Here are some guideposts I have found helpful in following my grief after the death of my beloved.

1 Allow yourself to feel the feelings — all of them. Some feelings may seem inappropriate or irrational. Sadness and missing the beloved are acceptable, as are feelings of anger, betrayal, fear and anxiety. But feelings of happiness or even ecstasy may emerge.

2. Do your best not to judge the feelings that arise. They probably will run the whole gamut of emotions from utter despair to ecstasy.

3. Be aware that feelings change very rapidly. We can feel less stuck as we learn to observe and track the roller coaster of emotions.

4. It is okay to feel happy, even in the midst of grief. These respites from grief are our body and spirt’s way of healing and bringing us back to life.

5. Practice being in the now. Sometimes the present is filled with storms of grief that feel like they will never end. But these storms do end. The next moment can have a different quality. By being fully in the now, we can feel subtle distinctions and realize that grief is a multi-dimensional experience with subtle textures and colors.
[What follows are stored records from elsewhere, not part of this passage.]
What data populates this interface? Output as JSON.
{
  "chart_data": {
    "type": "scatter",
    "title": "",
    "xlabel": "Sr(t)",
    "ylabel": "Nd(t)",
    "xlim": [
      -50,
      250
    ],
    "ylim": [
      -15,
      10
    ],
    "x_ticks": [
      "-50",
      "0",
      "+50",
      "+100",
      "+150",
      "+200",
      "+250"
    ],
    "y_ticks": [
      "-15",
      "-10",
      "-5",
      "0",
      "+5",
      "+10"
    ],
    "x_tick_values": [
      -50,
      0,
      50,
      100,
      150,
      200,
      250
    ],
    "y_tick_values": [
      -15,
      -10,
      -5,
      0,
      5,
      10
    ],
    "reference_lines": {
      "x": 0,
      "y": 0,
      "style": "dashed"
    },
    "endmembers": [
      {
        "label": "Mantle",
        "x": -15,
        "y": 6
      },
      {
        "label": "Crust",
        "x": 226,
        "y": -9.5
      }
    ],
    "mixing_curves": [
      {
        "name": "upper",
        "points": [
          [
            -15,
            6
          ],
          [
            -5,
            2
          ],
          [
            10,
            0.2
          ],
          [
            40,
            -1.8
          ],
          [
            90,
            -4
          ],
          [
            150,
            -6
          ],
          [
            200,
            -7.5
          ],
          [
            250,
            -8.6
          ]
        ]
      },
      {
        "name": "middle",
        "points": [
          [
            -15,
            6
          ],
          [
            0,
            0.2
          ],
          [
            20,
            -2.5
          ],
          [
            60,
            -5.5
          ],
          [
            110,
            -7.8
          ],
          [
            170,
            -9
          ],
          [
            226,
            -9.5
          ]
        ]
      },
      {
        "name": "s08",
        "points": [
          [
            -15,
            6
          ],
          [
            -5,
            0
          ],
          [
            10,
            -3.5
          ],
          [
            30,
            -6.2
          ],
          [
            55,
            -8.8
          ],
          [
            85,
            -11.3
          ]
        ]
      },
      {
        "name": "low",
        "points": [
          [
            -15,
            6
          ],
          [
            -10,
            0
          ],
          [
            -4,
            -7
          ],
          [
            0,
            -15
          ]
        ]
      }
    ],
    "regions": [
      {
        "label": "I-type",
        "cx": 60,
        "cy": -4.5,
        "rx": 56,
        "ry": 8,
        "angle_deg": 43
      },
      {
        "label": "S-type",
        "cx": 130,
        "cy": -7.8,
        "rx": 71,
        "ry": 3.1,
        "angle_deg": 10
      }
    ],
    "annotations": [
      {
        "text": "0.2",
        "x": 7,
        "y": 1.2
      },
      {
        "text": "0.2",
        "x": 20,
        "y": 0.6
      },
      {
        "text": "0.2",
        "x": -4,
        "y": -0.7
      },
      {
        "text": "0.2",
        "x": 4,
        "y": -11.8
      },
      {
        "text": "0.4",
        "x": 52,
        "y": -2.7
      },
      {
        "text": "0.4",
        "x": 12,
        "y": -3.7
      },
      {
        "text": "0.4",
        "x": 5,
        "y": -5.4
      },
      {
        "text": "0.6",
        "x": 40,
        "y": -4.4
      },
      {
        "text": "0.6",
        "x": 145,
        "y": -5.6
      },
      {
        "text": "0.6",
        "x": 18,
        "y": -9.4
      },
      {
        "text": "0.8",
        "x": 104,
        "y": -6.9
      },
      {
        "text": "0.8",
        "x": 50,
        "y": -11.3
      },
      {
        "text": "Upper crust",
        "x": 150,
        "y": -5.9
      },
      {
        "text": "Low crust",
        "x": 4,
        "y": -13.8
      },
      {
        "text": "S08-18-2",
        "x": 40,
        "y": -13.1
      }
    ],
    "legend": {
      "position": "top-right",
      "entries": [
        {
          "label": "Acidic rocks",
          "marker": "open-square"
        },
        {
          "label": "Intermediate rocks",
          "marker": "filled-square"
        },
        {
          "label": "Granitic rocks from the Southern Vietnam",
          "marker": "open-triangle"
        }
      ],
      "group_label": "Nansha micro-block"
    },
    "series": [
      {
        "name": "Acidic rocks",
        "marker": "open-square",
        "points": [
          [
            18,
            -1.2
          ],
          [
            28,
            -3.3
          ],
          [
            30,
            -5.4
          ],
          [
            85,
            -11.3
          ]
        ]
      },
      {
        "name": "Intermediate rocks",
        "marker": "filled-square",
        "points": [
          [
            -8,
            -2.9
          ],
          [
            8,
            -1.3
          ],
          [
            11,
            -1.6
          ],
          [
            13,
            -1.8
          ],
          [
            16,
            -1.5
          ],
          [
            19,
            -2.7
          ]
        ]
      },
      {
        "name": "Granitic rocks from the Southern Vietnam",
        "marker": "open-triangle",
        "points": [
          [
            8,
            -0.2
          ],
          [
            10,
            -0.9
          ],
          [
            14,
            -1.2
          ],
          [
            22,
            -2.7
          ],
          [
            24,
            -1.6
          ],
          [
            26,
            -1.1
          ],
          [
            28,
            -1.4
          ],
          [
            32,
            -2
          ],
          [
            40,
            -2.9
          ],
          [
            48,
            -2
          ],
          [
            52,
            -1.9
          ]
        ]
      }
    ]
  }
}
6. Remember gratitude. When we feel loss, remembering gratitude is often challenging. It is easy to say, “Gratitude for what? I just lost my beloved.” No matter our experience of loss, there are still endless opportunities to see the abundance surrounding us. We have air to breathe, a roof over our heads, or beloveds who offer support.

7. Be grateful for all of the gifts your beloved gave you over the time of your relationship, be that a short or a very long time. We continue to carry these gifts in our lives. We carry on the spirit of our beloved as we gratefully nurture these gifts.

8. Remember the times of happiness that you shared with your beloved. This is where you will meet his or her spirit. This is the time you will be the closest to your beloved. We may believe we are closest when we feel sadness, but we meet our beloved deeply when we remember our shared joy. Tell stories to yourself or to anyone who will listen.

9. Allow yourself to wonder who you are. You are no longer who you were and never will be again. Life is unfolding even in this moment of shattering.

10. Be in nature as much as possible. In nature, there is only oneness. In nature, life and death exist side by side.